Johnnie became the ringmaster of their amusements, always arranging distractions for them. He took her to the Lord Mayor’s Show and on a tour of the Bank of England, where she autographed a thousand-pound note. He invited her and George to lunch at the Dennistoun & Cross offices on Cannon Street, and organized trips to the Woolwich Arsenal and the National Gallery and to tennis matches.

He was very athletic. She liked to watch him play tennis with Albert, his best friend. Albert was as tall as Johnnie and had dark blond curly hair, fine features, an aristocratic but warm manner, and a mellifluous voice. The two of them together were like young gods, she sometimes thought, playing tennis at Weybridge, dressed in their whites, their long, slender forms taking flight as they served, like great white herons. They were in perpetual, affectionate
competition, laughing and goading one another. But at the end of the match there was always a consolatory hug, the two of them sweating and playfully batting at each other.

“You should play!” Johnnie urged her.

“We’re much too old and infirm,” she said. Johnnie and Albert wanted her and George to go out with them on their boat on the Thames, but that she would not do.

She wondered why Johnnie was so fond of two such old people as her and George, frail writers, both of them so often sick. Was it her fame, or George’s humor and charm and learning? To be sure, Johnnie seemed to be equally as fond of George as he was of her. He gave a lunch for George at the Devonshire Club to celebrate his work.

It was Johnnie who found them their estate, the Heights, at Witley, close enough to Weybridge so that they could visit the Crosses often. It was a great vine-covered red-brick house with timbered brackets and a gabled roof, far too big for them really, three reception rooms, a wide terrace with a view of heather-covered hills, all the way down to Blackdown, where Tennyson lived. There were nine acres of sculpted gardens, fields, and woods, a conservatory, and a coachman’s house.

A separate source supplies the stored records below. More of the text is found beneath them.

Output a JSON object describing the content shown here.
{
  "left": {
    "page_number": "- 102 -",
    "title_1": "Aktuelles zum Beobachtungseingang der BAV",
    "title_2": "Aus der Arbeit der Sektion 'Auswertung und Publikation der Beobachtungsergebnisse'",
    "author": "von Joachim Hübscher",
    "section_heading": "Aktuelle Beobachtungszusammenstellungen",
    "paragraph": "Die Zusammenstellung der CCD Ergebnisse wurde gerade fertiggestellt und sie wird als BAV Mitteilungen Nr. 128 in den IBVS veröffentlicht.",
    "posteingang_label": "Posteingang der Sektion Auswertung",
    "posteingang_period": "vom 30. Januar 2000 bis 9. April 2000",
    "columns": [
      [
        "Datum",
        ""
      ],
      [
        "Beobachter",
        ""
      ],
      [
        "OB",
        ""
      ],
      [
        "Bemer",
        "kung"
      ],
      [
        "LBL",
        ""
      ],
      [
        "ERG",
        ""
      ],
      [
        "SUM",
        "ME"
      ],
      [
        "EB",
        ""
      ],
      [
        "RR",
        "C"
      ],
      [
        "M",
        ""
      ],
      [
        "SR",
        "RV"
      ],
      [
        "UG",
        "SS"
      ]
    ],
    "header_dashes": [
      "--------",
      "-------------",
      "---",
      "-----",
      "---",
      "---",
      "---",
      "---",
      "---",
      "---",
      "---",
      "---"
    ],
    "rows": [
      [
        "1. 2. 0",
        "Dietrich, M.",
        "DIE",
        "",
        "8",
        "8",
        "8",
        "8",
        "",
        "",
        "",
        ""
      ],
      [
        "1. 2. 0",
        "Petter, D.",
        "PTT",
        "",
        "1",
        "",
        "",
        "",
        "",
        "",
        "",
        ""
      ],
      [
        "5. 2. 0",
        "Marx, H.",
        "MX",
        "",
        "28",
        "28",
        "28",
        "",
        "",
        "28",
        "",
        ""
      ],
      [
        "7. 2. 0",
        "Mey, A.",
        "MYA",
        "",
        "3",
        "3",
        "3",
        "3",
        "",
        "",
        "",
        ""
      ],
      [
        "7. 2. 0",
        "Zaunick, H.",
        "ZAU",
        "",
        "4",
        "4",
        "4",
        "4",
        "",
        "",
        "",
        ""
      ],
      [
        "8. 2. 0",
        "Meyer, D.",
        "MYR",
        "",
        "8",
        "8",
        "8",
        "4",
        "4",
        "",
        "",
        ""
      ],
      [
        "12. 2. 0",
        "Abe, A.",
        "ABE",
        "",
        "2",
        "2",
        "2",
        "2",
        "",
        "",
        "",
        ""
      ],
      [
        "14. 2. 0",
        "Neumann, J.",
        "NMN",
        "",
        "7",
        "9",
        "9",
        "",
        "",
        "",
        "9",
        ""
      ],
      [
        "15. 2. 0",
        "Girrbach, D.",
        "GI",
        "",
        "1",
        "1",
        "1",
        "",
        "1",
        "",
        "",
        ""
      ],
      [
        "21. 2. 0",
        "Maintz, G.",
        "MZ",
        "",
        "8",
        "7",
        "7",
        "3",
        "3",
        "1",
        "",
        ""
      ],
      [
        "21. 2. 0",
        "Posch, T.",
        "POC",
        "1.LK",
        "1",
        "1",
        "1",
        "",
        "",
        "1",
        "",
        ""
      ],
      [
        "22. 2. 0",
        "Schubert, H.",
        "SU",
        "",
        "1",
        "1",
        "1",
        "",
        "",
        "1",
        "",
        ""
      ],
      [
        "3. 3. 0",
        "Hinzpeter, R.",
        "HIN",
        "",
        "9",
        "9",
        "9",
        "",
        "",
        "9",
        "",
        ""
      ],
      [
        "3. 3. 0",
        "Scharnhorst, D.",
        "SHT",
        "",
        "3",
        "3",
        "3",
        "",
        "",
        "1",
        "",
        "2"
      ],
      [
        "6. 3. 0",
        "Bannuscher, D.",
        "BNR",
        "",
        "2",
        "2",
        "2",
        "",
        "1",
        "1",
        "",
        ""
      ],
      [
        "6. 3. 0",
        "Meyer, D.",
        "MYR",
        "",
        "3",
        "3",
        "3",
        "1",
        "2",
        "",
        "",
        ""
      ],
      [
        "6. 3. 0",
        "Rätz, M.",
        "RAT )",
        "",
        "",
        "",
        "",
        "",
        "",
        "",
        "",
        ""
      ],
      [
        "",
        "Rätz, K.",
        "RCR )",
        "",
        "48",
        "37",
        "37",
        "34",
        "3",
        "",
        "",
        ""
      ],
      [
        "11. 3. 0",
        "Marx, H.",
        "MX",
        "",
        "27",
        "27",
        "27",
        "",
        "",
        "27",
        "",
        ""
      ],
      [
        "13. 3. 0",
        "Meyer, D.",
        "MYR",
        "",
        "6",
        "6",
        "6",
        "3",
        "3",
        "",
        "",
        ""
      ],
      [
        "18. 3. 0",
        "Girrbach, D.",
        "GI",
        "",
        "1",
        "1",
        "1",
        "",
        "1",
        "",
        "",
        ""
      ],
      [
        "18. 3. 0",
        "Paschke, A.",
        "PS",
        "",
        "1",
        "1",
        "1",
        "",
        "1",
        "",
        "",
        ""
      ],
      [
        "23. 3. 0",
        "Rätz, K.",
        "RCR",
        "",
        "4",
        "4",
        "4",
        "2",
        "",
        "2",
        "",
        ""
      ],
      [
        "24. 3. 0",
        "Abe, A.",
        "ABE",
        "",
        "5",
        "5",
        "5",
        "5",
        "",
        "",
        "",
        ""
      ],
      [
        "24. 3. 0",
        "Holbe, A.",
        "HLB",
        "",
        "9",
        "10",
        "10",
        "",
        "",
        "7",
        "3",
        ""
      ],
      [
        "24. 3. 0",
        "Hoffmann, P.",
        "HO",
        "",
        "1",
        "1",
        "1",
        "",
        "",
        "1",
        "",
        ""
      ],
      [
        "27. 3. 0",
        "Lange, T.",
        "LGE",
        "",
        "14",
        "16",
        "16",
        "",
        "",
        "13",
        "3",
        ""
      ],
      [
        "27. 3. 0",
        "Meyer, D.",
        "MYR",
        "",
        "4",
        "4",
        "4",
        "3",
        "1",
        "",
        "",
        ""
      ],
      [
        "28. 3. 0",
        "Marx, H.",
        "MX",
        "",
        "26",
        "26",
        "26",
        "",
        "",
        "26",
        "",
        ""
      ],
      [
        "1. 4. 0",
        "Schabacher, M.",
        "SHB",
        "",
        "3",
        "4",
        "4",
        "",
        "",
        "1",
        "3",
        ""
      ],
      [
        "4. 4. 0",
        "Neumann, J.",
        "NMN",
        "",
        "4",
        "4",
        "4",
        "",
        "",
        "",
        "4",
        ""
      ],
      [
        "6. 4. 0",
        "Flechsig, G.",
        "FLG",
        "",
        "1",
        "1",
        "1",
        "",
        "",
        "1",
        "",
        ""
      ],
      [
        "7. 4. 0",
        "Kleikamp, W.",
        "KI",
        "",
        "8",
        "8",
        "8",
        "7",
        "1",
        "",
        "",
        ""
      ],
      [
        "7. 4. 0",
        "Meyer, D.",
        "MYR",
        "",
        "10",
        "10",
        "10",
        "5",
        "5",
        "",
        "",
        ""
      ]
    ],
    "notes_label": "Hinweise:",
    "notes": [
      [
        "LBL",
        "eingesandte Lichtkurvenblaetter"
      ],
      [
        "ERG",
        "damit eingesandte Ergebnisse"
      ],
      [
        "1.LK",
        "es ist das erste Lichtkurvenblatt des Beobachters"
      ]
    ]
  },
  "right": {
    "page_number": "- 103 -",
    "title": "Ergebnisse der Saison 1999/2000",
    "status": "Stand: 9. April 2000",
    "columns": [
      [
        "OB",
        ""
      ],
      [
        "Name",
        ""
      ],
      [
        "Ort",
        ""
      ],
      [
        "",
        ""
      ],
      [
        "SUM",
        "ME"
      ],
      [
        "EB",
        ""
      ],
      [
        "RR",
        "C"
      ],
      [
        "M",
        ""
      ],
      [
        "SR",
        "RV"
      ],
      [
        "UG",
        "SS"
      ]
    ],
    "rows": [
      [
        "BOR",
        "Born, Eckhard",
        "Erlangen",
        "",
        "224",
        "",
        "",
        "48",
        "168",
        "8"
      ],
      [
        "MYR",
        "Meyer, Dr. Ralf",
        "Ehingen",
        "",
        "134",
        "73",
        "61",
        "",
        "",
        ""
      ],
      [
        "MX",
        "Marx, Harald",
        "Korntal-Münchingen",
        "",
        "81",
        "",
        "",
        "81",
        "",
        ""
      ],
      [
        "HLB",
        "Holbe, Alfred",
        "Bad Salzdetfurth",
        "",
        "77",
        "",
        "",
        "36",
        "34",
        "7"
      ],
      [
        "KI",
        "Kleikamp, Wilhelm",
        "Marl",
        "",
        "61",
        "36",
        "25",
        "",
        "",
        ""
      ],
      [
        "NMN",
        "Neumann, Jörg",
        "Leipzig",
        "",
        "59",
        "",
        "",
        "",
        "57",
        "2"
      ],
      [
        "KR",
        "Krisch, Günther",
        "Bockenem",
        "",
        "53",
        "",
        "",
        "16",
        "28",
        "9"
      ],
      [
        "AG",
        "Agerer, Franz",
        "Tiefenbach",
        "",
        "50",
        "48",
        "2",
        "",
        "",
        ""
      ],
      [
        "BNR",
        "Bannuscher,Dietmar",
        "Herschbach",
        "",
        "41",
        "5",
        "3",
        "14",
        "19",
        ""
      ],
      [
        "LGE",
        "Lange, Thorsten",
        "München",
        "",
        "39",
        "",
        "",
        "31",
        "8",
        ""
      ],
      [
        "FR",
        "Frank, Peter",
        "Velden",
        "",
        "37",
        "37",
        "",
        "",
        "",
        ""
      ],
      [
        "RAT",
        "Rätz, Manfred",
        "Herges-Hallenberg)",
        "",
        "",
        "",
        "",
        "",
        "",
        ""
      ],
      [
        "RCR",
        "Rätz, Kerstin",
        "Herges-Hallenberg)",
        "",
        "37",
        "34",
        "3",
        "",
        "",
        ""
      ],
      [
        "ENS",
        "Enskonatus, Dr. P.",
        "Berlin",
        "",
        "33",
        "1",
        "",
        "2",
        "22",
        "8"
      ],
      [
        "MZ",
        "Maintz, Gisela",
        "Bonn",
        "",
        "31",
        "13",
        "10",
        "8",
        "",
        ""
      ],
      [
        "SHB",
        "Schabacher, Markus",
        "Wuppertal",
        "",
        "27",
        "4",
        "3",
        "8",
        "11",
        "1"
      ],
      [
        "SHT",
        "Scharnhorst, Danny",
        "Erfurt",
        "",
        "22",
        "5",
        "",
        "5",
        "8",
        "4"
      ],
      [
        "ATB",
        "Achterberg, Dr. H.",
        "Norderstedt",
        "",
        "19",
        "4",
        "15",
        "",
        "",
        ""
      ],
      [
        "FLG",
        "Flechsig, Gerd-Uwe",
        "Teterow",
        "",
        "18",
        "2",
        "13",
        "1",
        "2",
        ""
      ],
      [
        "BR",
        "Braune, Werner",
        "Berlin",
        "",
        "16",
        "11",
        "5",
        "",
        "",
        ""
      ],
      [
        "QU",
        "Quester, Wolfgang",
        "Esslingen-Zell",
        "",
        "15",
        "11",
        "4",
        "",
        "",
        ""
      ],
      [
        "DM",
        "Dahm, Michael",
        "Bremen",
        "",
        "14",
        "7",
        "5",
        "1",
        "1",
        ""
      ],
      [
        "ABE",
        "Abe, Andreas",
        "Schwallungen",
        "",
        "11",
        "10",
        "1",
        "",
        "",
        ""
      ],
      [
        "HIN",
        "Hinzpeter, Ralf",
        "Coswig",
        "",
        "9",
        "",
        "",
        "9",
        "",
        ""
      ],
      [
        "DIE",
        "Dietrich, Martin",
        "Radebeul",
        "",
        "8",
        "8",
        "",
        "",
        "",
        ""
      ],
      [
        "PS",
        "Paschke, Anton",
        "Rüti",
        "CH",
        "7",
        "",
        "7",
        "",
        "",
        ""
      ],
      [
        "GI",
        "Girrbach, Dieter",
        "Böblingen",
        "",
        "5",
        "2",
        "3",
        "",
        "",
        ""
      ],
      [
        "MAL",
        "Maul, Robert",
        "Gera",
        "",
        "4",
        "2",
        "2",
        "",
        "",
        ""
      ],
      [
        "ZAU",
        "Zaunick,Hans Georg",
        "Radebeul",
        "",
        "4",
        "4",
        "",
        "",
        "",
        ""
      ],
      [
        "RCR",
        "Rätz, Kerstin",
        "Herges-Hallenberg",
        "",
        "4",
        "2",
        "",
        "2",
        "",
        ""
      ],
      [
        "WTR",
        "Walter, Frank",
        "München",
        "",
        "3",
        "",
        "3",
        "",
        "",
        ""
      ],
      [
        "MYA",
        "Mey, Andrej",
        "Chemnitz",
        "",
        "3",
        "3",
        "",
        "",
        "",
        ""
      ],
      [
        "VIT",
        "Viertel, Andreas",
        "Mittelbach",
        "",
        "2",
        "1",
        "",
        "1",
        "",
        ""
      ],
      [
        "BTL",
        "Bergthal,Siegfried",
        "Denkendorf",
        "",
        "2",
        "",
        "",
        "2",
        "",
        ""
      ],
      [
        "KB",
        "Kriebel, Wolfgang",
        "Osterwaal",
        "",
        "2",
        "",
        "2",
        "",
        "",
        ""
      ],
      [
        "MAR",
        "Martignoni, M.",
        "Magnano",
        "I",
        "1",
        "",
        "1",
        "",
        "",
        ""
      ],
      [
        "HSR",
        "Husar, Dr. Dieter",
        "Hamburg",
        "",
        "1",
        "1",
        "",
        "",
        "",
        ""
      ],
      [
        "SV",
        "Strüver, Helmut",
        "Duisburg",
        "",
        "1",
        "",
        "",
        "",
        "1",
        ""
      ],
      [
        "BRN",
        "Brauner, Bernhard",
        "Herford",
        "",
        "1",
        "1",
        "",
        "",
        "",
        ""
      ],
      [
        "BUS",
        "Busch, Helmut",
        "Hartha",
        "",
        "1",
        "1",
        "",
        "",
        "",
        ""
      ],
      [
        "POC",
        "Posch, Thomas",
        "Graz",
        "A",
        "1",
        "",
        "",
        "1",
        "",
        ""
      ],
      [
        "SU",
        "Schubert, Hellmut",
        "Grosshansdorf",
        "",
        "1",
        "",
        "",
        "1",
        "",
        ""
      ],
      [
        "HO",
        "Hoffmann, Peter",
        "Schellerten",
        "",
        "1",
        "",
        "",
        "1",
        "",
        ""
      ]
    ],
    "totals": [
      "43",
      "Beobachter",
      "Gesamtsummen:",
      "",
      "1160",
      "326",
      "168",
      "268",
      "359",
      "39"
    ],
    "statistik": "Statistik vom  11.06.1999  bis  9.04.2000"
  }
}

Johnnie negotiated the whole thing for them and even got the price down.

And now they had their own special paradise.

“You should get a billiard table for guests so they can play on rainy days,” Johnnie said. They bought one and he and George played. Johnnie bought them tennis equipment and insisted they learn the game; he was patient when they kept missing the ball, and he taught them how to serve. They played until they perspired. Tennis was impractical for London, so in autumn when they went back to the
city, he gave them a badminton set. He set it up in the Priory garden, but it was too windy to play outdoors, so he installed it in the entrance hall for them.